奥迫 その通りです。お客様は、お客様ごとに提供される「カスタマーポータル」を通して運用状況やインシデント管理、お問い合わせへの対応状況などをご確認いただけます。

それと、カスタマーポータルでは「サービスカタログ」もご提供します。利用可能なミドルウェア、ソリューション、サービスを一覧にしたページが提供され、サービスを選択すると料金が表示され、お客様は必要なサービスを選択することができます。

i Mag Powerのクラウドサービスとしては画期的な仕組みですね。

上野 PowerクラウドNEXTの目玉であり、アドバンテージの1つです。お客様は、IBM iソフトウェアの利用に関する煩雑な手続きがいっさい不要になります。IBM iのソフトウェア・ベンダー様にはカタログへの登録にどんどん参加していただきたいと考えています。ベンダー様ソフトウェアをPowerクラウドNEXTに載せるにはライセンス料金の月額化が必要ですが、それが可能ならば商圏が大きく広がります。目下はIBM Power上で稼働するすべてのサービス/ソリューションをPowerクラウドNEXTに載せることが目標です。

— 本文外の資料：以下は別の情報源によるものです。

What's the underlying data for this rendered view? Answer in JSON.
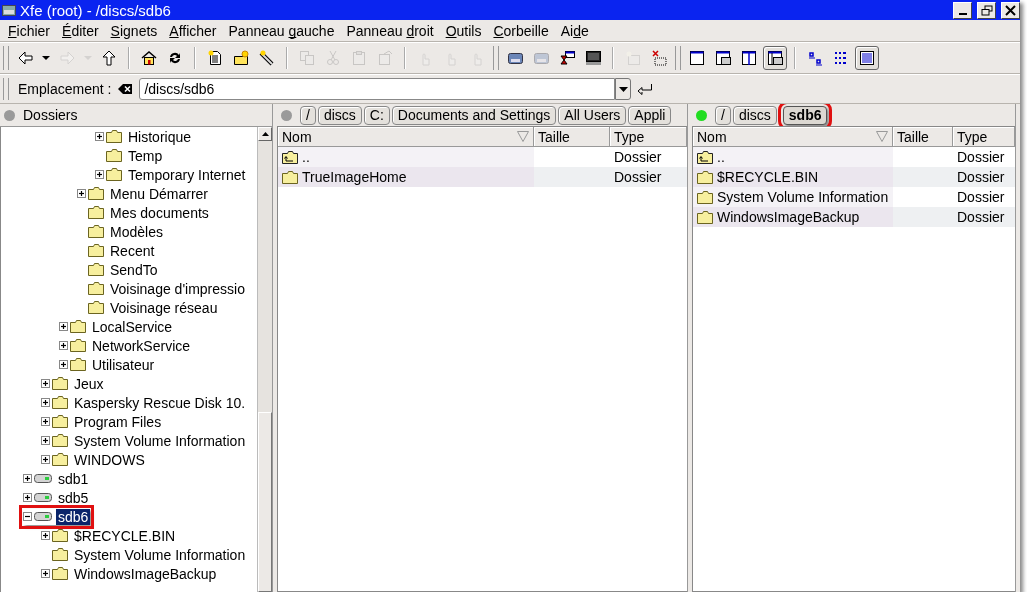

また、ソフトウェア製品をおもちでないベンダー様は、再販パートナーとしてご参加いただけます。IBM iを継続させていく意思をおもちのパートナー様たちと幅広いエコシステムを築くのが、PowerクラウドNEXTの将来イメージです。

i Mag サービスカタログはすでに利用可能ですか。

上野 今年5月の提供を予定しています。掲載するサービスの準備を現在急ピッチで進めているところです。

営業はベル・データ
基盤の企画・設計・運用は日本情報通信の担当

i Mag 営業面での両社の連携はどのようになりますか。

上野 お客様への営業はベル・データが行い、契約もベル・データと行っていただきます。日本情報通信はサービス基盤の企画設計と運用管理を担当します。インフラから上位層のIBM iの付加価値サービスの提供はベル・データの担当です。

i Mag 両社の既存のクラウドユーザーはどのような扱いになるのでしょうか。

上野 ご利用中のクラウドサービスが続く限りお使いいただくことが可能で、IBM i OSやIBM Powerの保守サポートが終了したタイミングでPowerクラウドNEXTへの移行をお勧めしていきます。両社とも10年くらいのスパンでお客様の移行を考えています。

i Mag ロードマップをみると、Gen 2が2025年に提供予定となっています。Gen 2はどのような内容ですか。

奥迫 大きくは2つの拡張を予定しています。1つはRed Hat OpenShiftによるコンテナ基盤の提供、もう1つはパフォーマンス・モニタリングツールなどによる高度なマネージドサービスの提供を考えており、現在、検証しています。

一般のITユーザーからすると、Powerクラウドは閉じられた特殊な世界のように見えているのではないかと思います。もちろんそんなことはなく、むしろPowerという強力な基盤の上でさまざまなサービスが利用可能です。OpenShiftは他のクラウドサービスとPowerクラウドNEXTとの連携性を高めるためのツールであり、他のサービスからPowerクラウドNEXTへの移行を促進するインパクトも秘めています。

PowerクラウドをIBM iの狭い世界に閉じ込めるのではなく外部への開かれたプラットフォームとすることも、PowerクラウドNEXTの将来像です。